The other aspect will be a restaurant-oriented retail commercial development that will include extensive outdoor dining, sundry retail and office space. The estimated cost for the commercial building is about $8.15 million. This cost is separate from the cost of the pavilion.

In November 2021, the City Commission approved a contract with Fabric Developers for an amount not to exceed $92,000 in order to design the pavilion. The city will also amend its current contract with Reeves Young to include construction of the pavilion in an amount not to exceed $850,000. At that meeting, the City Commission told city staff to move forward with pursuing the design concept.

The estimated cost of the pavilion will be about $1.1 million, although the city expects the cost to be less. The amendment, however, is about $850,000 that would be added to the current contract with Reeves Young.

The city plans to dedicate $250,000 of contingency funds to the pavilion. That money is built into the current contract with Reeves Young and is already pledged to the town green project.

The city is still working to determine the exact cost of construction of the pavilion, which will be finalized after no remaining tweaks are made to the design, City Manager Patrick Bryant said.

“However, the development team does anticipate that the construction of the pavilion and multi-use pad will be within budget, that no further amendment to the construction contract need be made,” Bryant said. “Of course, if that is in fact not the case, we would then bring that item back to the board for future consideration.”

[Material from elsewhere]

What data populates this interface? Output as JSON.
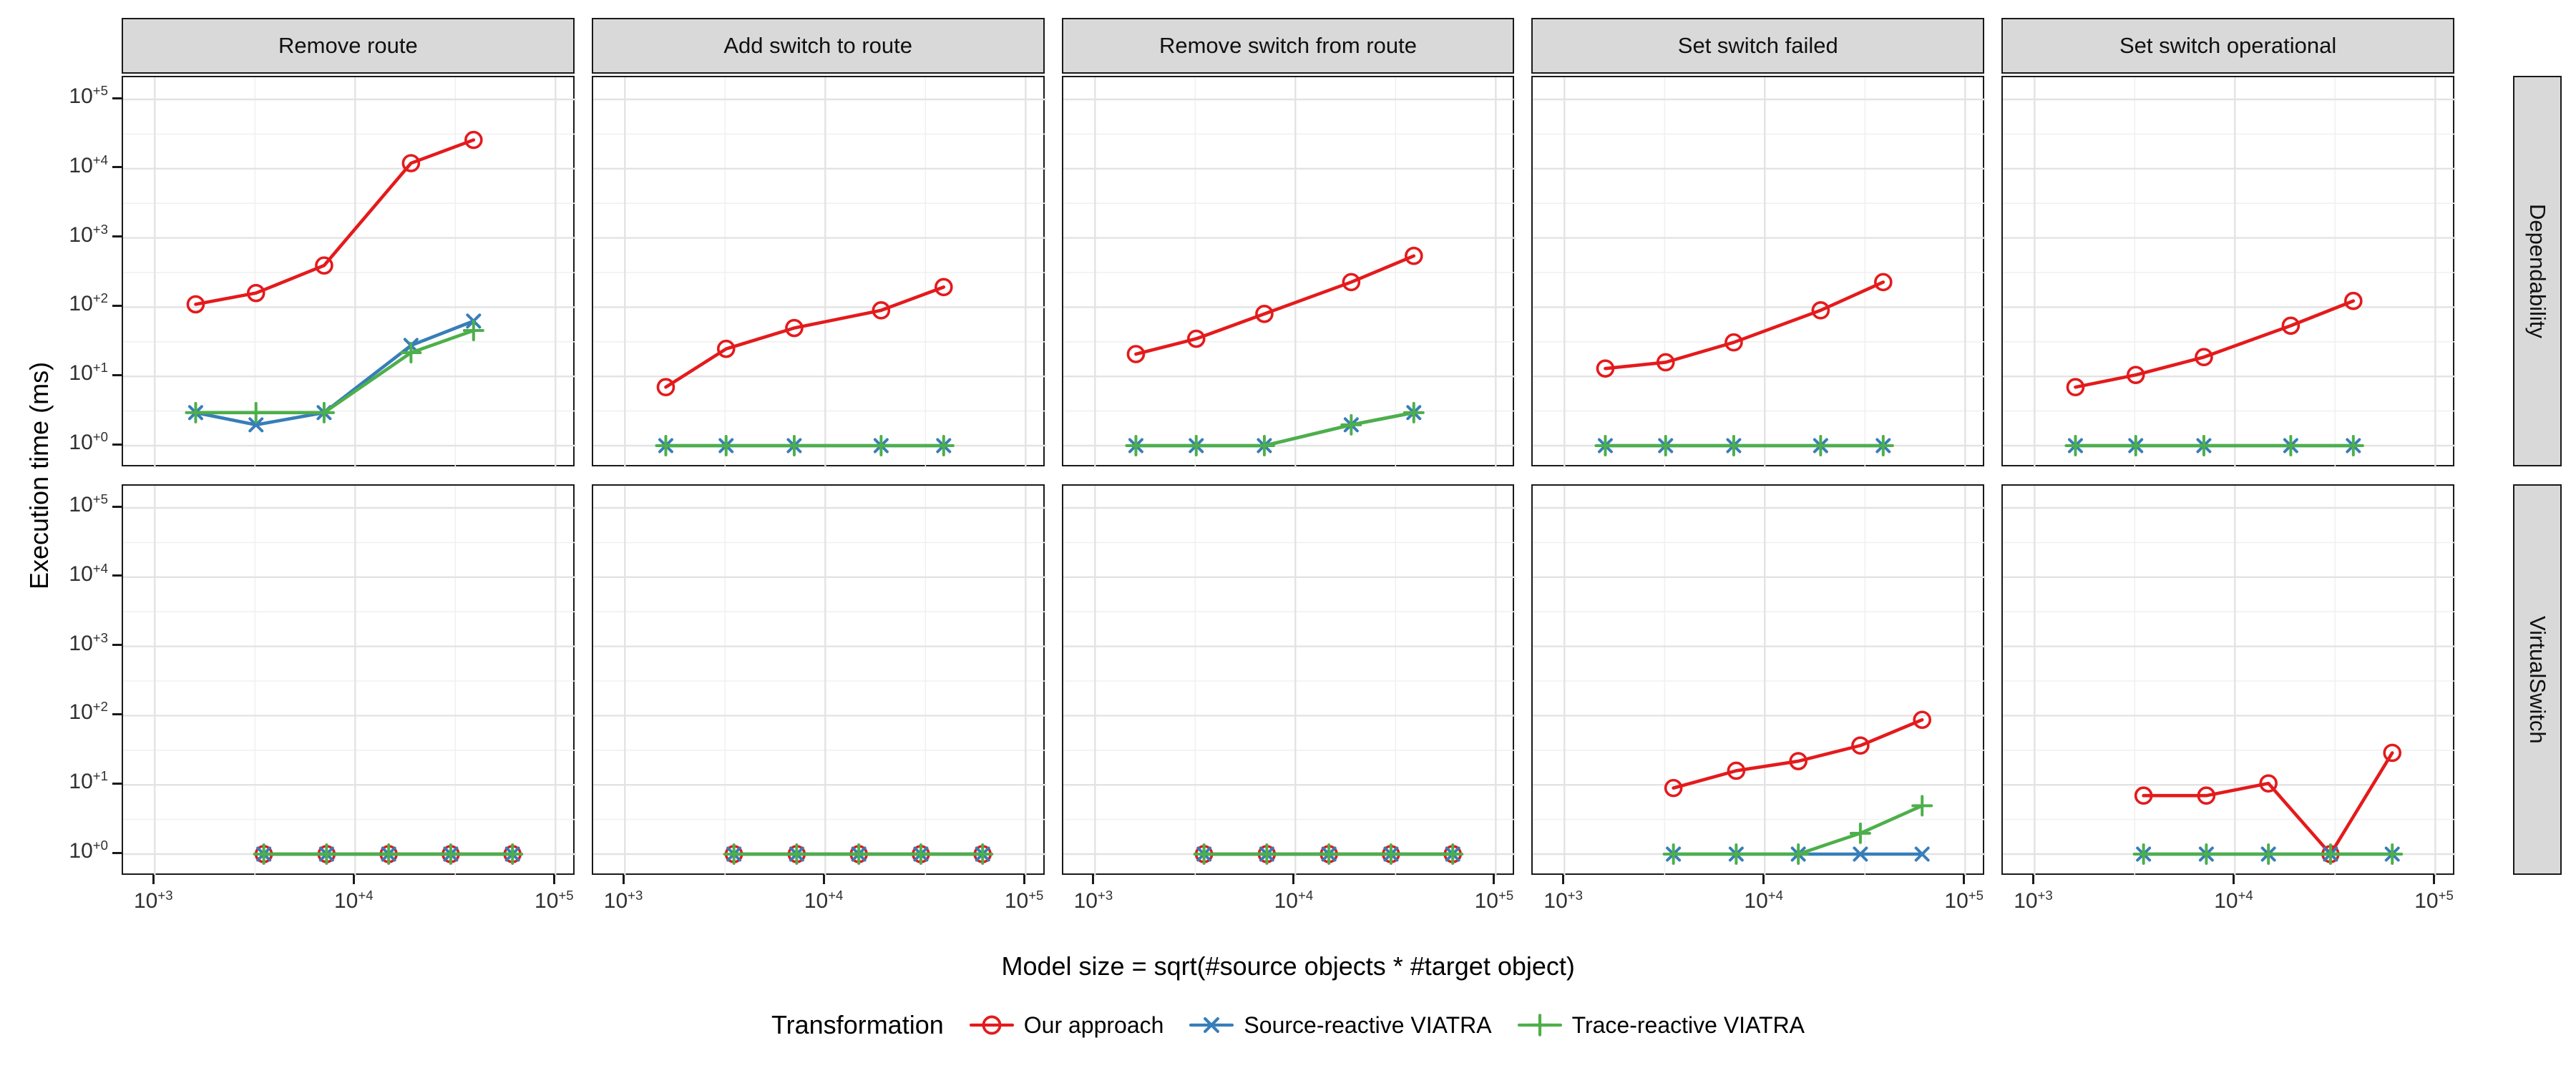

Stevens and Wilkinson presented construction drawings of the market pavilion of the town green project. They also provided an updated rendering of the design. Photo courtesy of the Avondale Estates website.

The multi-use pavilion area could be used for community events, the Avondale Farmers Market, food truck parking or for deliveries.

With the new design, there is a concrete plaza area behind the pavilion that could be used for a variety of things and will be for pedestrians. In each corner of the plaza, there will be a tree wells to provide shade to the area.

The design team from Stevens and Wilkinson added a new path to the town green concept. Originally, they planned to have a path leading from the stairs straight south to North Avondale Road, but a temporary path would now lead patrons to the pavilion area, said Sheri Locke, principal architect of the project with Stevens and Wilkinson.

One change to the design includes curving the park into the patio to intertwine the two aspects and match the curved nature of the town green.

“It also allows for more depth on the park side to gently slope some fairly steep grades, and it did away with an expensive retaining wall that we would have needed otherwise,” Locke said. “There’s going to be beautiful landscaping along here and then on the south and western edges [of the park].”

She added that there will still be space for the grand terrace that was part of concept nine, the first design of the park that Locke designed.

In the initial design, Locke planned for four seat walls along the southern edge of the pavilion, and she has added two more seat walls.

Bill Clark, principal architect at Stevens and Wilkinson, said the last task to complete is working with Reeves Young to get the subcontractors finalized, figure out the final cost and finalize the schedule.

“[It’s] very exciting. We really can’t wait to get this built, if you all are in agreement,” Clark said. “It’s going to be a great addition not only to the town green, but to the whole downtown.”

Mayor Jonathan Elmore was also excited about this part of the project and hopes the city can proceed with the pavilion.

“I think this pavilion’s going to be a great addition to this ensemble,” Elmore said. “Eventually, we’re going to get those buildings built, and we’re going to have a really nice urban space here. I think the pavilion is a very useful structure to have. It’s a great design.”